In DaCe maps are used to express parallel scopes in SDFGs. In the context of FPGAs, we distinguish between:

pipelined maps, where iterations are executed in sequence, exploiting pipeline parallelism in the mapped computation;
unrolled maps, which represent parametrically replicated hardware, such as systolic arrays or SIMD-style vectorization.

By default, maps are code-generated as pipelined loops. The user can switch to unrolled maps by changing their schedule (either programmatically or through the VSCode plugin). For pipelined maps, the schedule must be set to Default, while for unrolled maps it must be set to Unrolled.

FPGA memory hierarchy

Modern FPGAs are characterized by having small, fast on-chip memory and large, but slower, off-chip memory.
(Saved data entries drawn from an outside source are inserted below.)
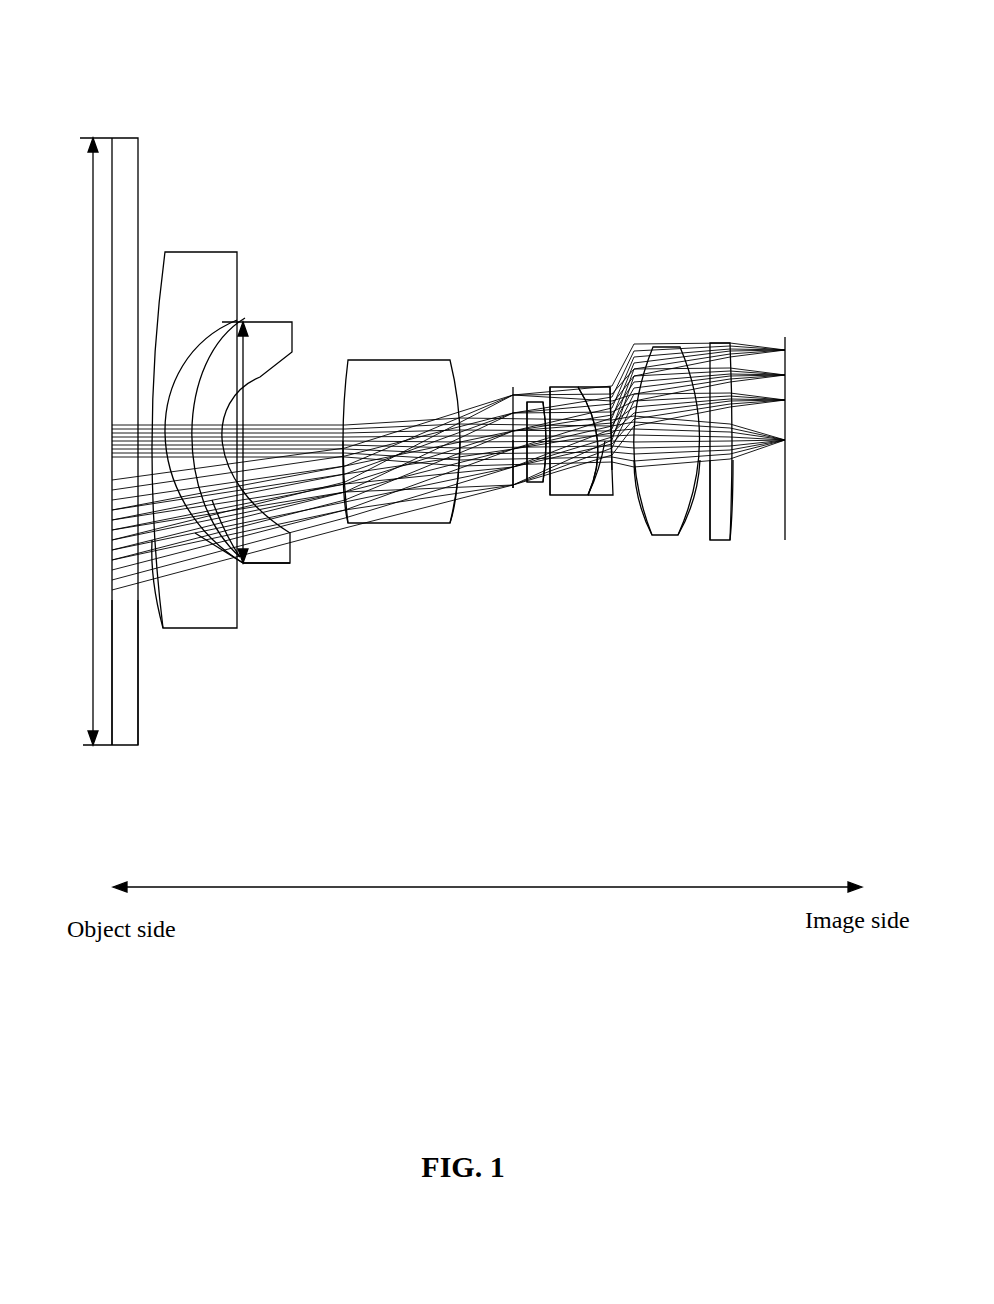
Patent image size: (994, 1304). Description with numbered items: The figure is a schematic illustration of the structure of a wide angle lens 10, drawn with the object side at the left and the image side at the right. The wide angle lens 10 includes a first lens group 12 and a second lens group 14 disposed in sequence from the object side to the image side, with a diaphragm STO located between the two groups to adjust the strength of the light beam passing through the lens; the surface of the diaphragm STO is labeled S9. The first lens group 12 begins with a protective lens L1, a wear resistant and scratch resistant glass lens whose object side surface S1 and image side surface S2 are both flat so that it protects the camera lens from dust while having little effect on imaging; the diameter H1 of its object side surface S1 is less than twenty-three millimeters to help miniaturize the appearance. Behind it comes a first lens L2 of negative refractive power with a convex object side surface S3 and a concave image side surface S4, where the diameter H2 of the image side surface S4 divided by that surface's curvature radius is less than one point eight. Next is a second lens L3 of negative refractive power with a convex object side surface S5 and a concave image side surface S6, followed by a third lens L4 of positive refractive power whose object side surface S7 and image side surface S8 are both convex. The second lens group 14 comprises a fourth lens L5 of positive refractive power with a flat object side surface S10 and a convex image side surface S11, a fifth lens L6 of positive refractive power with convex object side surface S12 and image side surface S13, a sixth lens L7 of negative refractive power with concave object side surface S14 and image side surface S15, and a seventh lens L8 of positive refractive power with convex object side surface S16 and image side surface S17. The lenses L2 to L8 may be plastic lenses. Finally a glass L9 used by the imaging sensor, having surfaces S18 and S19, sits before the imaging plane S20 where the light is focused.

The wide angle lens 10 is at (58, 92).
The first lens group 12 is at (343, 82).
The second lens group 14 is at (695, 150).
The protective lens L1 is at (115, 138).
The first lens L2 is at (197, 252).
The second lens L3 is at (263, 322).
The third lens L4 is at (389, 360).
The fourth lens L5 is at (527, 400).
The fifth lens L6 is at (563, 387).
The sixth lens L7 is at (597, 387).
The seventh lens L8 is at (665, 347).
The glass L9 is at (720, 343).
The diaphragm STO is at (513, 395).
The diameter of the object side surface of the protective lens H1 is at (80, 441).
The diameter of the image side surface of the first lens H2 is at (253, 442).
The object side surface of the protective lens S1 is at (112, 710).
The image side surface of the protective lens S2 is at (138, 662).
The object side surface of the first lens S3 is at (158, 555).
The image side surface of the first lens S4 is at (195, 533).
The object side surface of the second lens S5 is at (212, 500).
The image side surface of the second lens S6 is at (262, 563).
The object side surface of the third lens S7 is at (345, 473).
The image side surface of the third lens S8 is at (452, 520).
The surface of the diaphragm S9 is at (513, 488).
The object side surface of the fourth lens S10 is at (527, 440).
The image side surface of the fourth lens S11 is at (543, 465).
The object side surface of the fifth lens S12 is at (550, 495).
The image side surface of the fifth lens S13 is at (580, 495).
The object side surface of the sixth lens S14 is at (587, 495).
The image side surface of the sixth lens S15 is at (602, 495).
The object side surface of the seventh lens S16 is at (634, 470).
The image side surface of the seventh lens S17 is at (692, 497).
The surface of the glass used in the imaging sensor S18 is at (711, 540).
The surface of the glass used in the imaging sensor S19 is at (731, 485).
The imaging plane S20 is at (785, 540).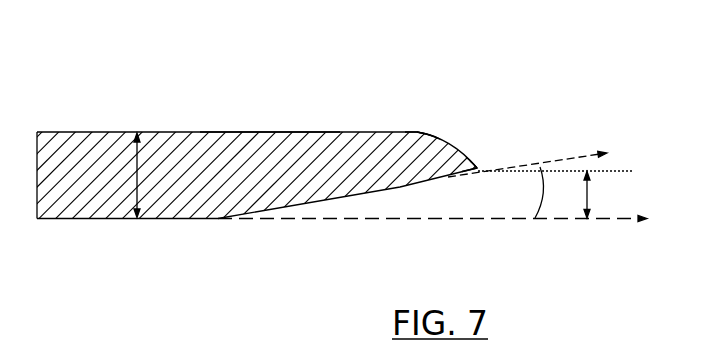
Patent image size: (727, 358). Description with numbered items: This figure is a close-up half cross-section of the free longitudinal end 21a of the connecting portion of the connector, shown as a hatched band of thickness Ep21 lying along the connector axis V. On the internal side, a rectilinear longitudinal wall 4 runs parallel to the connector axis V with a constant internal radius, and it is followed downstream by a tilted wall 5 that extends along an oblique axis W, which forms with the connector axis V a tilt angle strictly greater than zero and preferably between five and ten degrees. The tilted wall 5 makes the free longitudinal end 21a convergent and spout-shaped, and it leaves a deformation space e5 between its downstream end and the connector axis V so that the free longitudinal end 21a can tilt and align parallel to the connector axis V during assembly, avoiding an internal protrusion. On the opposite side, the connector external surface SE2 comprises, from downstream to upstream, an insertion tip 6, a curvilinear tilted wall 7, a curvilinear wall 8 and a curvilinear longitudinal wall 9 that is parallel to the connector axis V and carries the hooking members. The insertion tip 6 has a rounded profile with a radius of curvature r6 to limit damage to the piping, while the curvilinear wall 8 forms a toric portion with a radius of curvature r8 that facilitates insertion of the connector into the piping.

DaCe allows to specify for each FPGA container, where it should be allocated by specifying its StorageType, either programmatically or through the VSCode plugin. We can distinguish between:

global memory (FPGA_Global), which represents data present in off-chip, memory-mapped storage such as DDR or HBM. Containers in global memory can be created/accessed from both the host and the device side;
local memory (FPGA_Local), representing any on-chip memory implementation such as registers, BRAM/M20K, LUTRAM, or UltraRAM. Which one will be actually used is left up to the HLS compiler;
register memory (FPGA_Register), which is a subset of local memory, but forces the compiler to implement it as register (LUT), allowing parallel read/write to the container. This can be useful in the presence of unrolled maps.

Streams and how to exploit them

In DaCe, stream containers represent single or multidimensional arrays of First-In-First-Out (FIFO) queues (see Data Containers and Access Nodes).

In FPGAs, they are implemented in hardware (FIFOs) either using BRAM or registers. This implies that streams cannot be unbounded and must be single-producer, single-consumer.

Streams can be particularly useful in FPGA programs as:

they facilitate the division of the program logic in processing elements. The different processing elements can be simultaneously in execution while communicating using fast on-chip resources, reducing more expensive off-chip memory accesses;
they allow memory access extraction, enabling compute and memory accesses to be pipelined and optimized separately. Creating streaming accessors has many benefits, including using burst mode in memory controllers, tailored buffering, or broadcasting off-chip memory to multiple processing elements.

While these opportunities can be exploited by carefully designing the SDFG, DaCe also provides transformations to automatically enabling them (see Transformations for FPGA programs).

FPGA kernels and processing elements

In DaCe, a state that only accesses containers situated on the FPGA will trigger FPGA code generation.

In DaCe, we hierarchically organize the code in FPGA Kernels, which can be further divided into multiple Processing elements. These concepts will be mapped to different entities depending on the used FPGA backend (see Code generating FPGA kernels and processing elements).

By default, an SDFG state with only FPGA containers is inferred as an FPGA kernel. Then, each of the weakly connected component found in the state are treated as different Processing Elements, that can be executed in parallel. The notion of partitioning the functionality of a kernel into multiple independently-scheduled modules is central to designing large FPGA architectures, and can be exploited to write systolic arrays.

If the compiler.fpga.concurrent_kernel_detection configuration option is set to True, a heuristic will further inspect each independent component for other parallelism opportunities (e.g., branches of the SDFG that can be executed in parallel). If this is the case, multiple, possibly depending, FPGA Kernels are generated for the same state.